Things were about the same in France:
My father would contract to cut certain fields of rye or oats, the only grains grown in our area at that time. When the grain was brought in, my father was much in demand for that particular job, setting the sheaves up in rounded stacks called groac’hel. He was a past master in the art of constructing such stacks. Stacks had to be very well built; because the winnowing was done entirely by flail, it took a long time, and if during that time it should rain heavily on poorly constructed stacks, the water would get inside and everything would be ruined, grain and straw.

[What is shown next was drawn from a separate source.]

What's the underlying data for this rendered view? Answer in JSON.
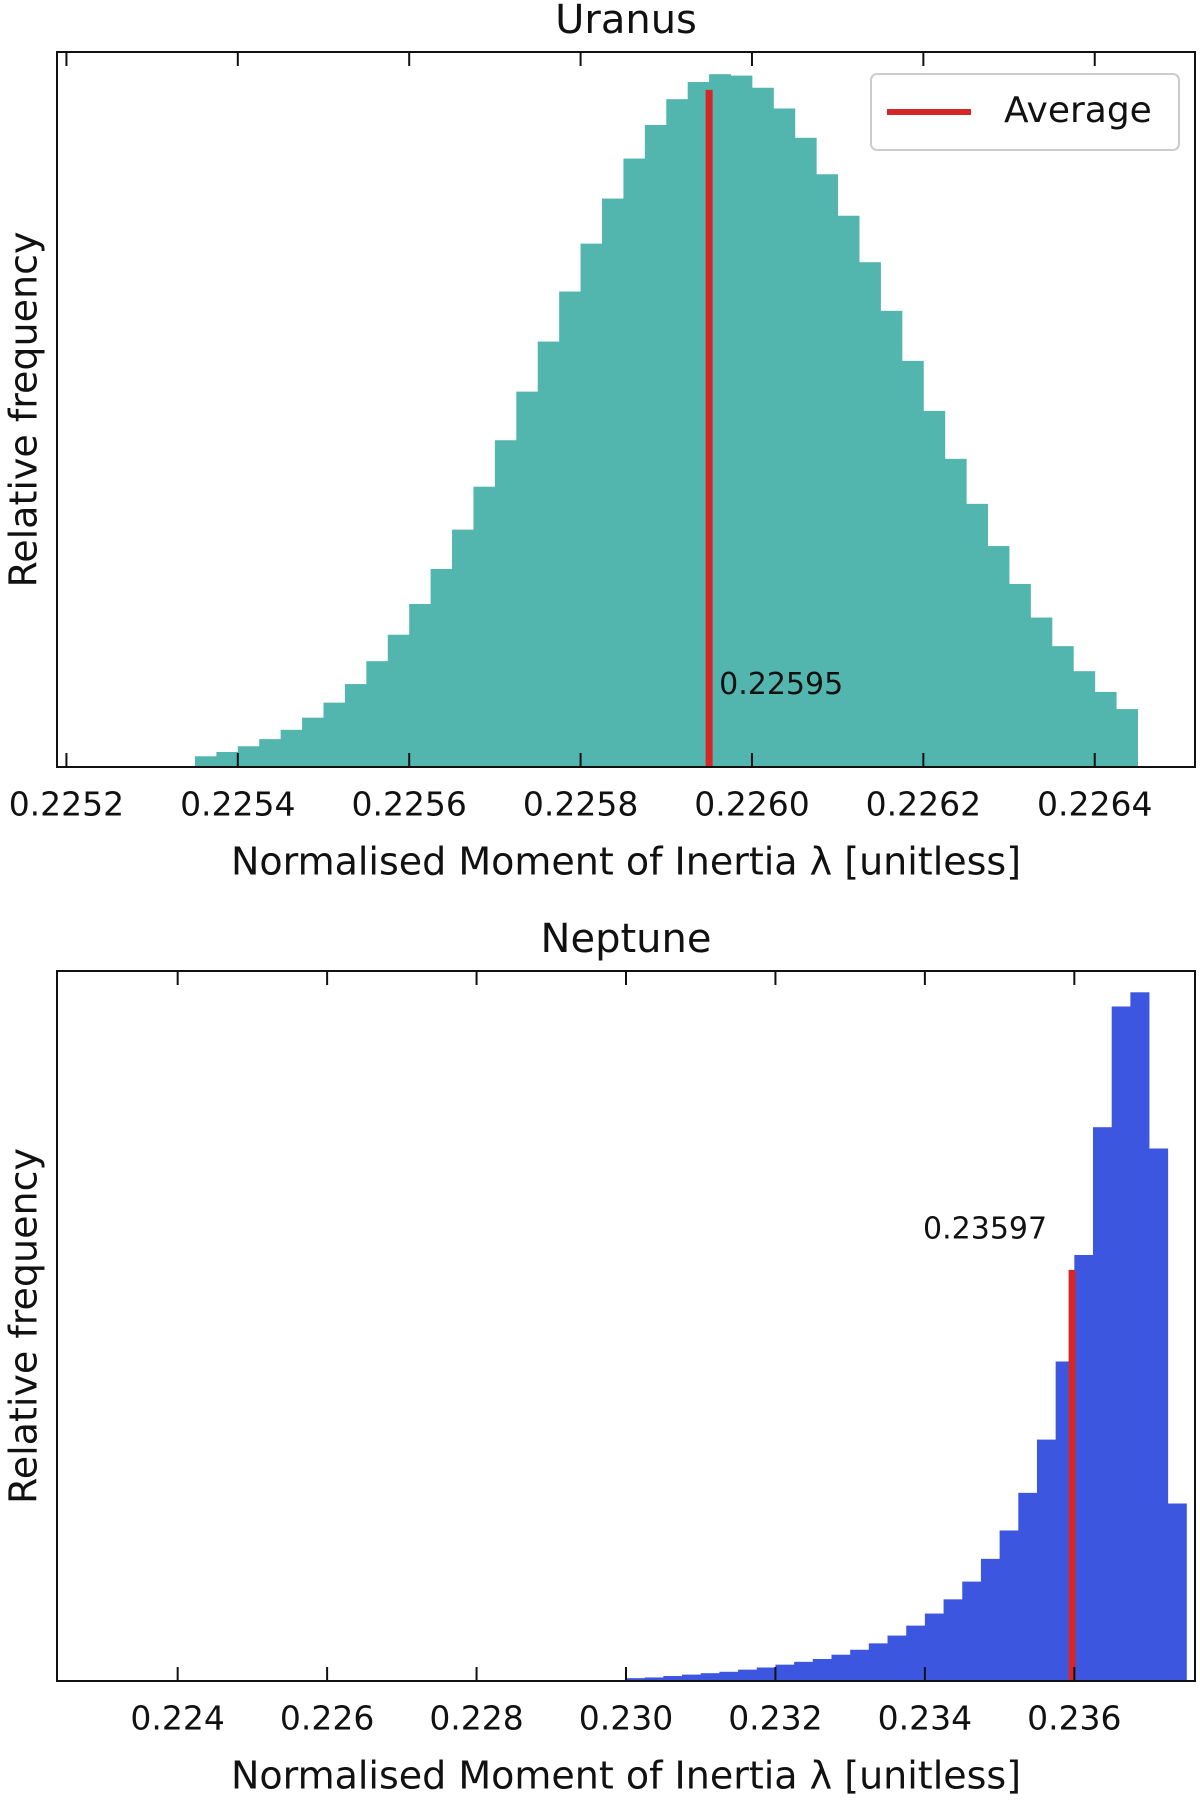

Memoirs of a Breton Peasant, Jean-Marie DeGuignet, Seven Stories Press, 2004
Stacks were stacked out in the field, though, not in Chicago. I don’t know where Sandburg got this from:
Hog Butcher for the World,
Tool Maker, Stacker of Wheat,
Player with Railroads and the Nation’s Freight Handler;
Stormy, husky, brawling,
City of the Big Shoulders….
In the high and far-off times they even stacked things in New England. Maybe they still do sometimes, at re-enactments and the like:
“But most of all
He thinks if he could have another chance
To teach him how to build a load of hay”
“I know, that’s Silas’ one accomplishment.
He bundles every forkful in its place,
And tags and numbers it for future reference,
So he can find and easily dislodge it
In the unloading. Silas does that well.
He takes it out in bunches like big birds’ nests.
You never see him standing on the hay
He’s trying to lift, straining to lift himself.”
Arthur Rimbaud left the difficult job to his mom:
Delahaye was slightly awed when he called at the farm… He found his friend at harvest-time, rhythmically heaving the sheaves of wheat overhead to his mother, who formed the haystack.
Rimbaud, Graham Robb, Picador, 2000, p. 301.
During his time in the U.S. the great Norwegian author and quisling Knut Hamsun worked the wheat harvest on a plantation-style bonanza farm in North Dakota and warned against the 15-hour days there. Whether he actually stacked wheat is unknown.